Interviewers are not just interested in technical knowledge (although this is very important) but also how candidates approach problems, construct their thought process and demonstrate personal skills, such as communication.
The technical skills an employer is looking for will depend on the role in question. The job specification will give a good indication of the skill set they expect, so it’s a good place to start when thinking about what you might be asked at interview.
The employer will, of course, be assessing your technical ability and your understanding of the industry to ensure you will be able to do the job, but they will also be looking at how you got to your answers (your methodology).
They will also be analysing how articulate you are when presenting your findings, and whether you can apply the technical problem to a real situation in the workplace.

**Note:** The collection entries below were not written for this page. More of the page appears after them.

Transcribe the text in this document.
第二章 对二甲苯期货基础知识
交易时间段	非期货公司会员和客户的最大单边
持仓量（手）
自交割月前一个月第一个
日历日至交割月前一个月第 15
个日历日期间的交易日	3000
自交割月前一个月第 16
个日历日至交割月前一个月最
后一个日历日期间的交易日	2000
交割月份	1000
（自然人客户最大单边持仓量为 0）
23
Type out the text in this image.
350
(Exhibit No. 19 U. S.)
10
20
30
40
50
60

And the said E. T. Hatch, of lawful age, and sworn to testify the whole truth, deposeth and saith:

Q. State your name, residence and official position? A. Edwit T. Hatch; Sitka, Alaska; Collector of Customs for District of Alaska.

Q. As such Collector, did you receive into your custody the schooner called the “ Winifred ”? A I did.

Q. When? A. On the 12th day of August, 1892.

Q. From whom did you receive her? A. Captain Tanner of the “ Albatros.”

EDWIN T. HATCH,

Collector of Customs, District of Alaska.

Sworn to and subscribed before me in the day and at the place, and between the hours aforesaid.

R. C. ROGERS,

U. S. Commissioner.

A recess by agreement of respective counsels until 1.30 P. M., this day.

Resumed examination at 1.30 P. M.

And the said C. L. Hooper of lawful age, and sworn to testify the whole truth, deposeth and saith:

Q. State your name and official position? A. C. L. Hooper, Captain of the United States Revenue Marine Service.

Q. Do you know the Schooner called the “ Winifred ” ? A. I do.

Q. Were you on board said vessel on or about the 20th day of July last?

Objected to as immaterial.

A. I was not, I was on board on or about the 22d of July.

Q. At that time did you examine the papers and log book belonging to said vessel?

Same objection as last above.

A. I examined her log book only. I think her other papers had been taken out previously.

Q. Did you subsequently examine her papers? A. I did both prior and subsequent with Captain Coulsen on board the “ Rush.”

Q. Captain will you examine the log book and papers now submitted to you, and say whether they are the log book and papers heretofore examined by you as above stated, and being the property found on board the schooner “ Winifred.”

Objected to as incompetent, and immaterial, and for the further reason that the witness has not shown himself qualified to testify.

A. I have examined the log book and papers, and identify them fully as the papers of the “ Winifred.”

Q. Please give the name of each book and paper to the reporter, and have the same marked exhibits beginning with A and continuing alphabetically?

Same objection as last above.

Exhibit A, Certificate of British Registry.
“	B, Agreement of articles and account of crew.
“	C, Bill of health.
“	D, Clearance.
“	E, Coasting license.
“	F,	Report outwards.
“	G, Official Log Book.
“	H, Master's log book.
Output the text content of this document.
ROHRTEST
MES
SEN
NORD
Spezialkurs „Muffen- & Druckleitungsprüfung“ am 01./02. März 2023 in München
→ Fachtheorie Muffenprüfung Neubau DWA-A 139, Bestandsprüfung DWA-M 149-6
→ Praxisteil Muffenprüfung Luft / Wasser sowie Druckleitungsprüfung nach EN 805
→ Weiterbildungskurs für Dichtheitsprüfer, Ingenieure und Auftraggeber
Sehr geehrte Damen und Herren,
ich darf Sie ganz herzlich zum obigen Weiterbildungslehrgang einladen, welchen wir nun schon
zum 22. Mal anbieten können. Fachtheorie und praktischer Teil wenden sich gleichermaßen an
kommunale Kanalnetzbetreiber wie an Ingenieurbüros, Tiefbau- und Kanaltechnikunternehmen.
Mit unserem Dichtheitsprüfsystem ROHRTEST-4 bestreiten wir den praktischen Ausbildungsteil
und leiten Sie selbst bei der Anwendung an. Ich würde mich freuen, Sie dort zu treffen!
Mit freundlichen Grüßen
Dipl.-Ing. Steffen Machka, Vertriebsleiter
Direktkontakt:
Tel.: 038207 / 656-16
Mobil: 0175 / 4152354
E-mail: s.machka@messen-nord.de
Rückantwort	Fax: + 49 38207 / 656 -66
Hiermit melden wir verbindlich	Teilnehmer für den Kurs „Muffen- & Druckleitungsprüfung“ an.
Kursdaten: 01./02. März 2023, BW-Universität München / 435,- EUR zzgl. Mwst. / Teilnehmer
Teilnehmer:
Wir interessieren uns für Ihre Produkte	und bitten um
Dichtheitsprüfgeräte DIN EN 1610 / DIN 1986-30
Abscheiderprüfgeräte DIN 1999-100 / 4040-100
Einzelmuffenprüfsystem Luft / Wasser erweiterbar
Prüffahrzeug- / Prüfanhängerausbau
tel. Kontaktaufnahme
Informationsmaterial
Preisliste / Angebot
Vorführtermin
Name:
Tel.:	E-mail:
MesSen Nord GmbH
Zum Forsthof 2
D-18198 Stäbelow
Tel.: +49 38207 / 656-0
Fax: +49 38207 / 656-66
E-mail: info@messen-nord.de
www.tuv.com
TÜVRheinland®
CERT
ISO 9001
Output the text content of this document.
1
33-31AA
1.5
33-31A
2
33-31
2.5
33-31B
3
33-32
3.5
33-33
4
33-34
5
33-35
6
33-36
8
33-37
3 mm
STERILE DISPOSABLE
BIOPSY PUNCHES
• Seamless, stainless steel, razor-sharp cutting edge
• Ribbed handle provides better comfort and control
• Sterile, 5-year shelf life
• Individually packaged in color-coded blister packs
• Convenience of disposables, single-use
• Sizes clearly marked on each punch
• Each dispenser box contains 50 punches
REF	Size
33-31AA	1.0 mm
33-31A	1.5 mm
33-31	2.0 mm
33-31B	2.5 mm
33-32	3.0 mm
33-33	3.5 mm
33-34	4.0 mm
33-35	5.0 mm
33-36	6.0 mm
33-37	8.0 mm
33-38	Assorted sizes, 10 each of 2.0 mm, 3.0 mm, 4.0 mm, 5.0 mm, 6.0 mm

In a technical interview, an employer might show a candidate a wiring diagram or a line of computer code, for example, and expect instant analysis.
Aside from industry-specific questions, these example questions are indicative of what you might encounter:
A. What is the degree angle between the hour and minute hand of a clock at 09:45?
B. What is 175 x 186?
C. How many lamp posts are there in London?
D. Why are doors rectangular?
E. How many tennis balls can you fit into a Ford Fiesta?
F. Describe the colour blue to a blind person.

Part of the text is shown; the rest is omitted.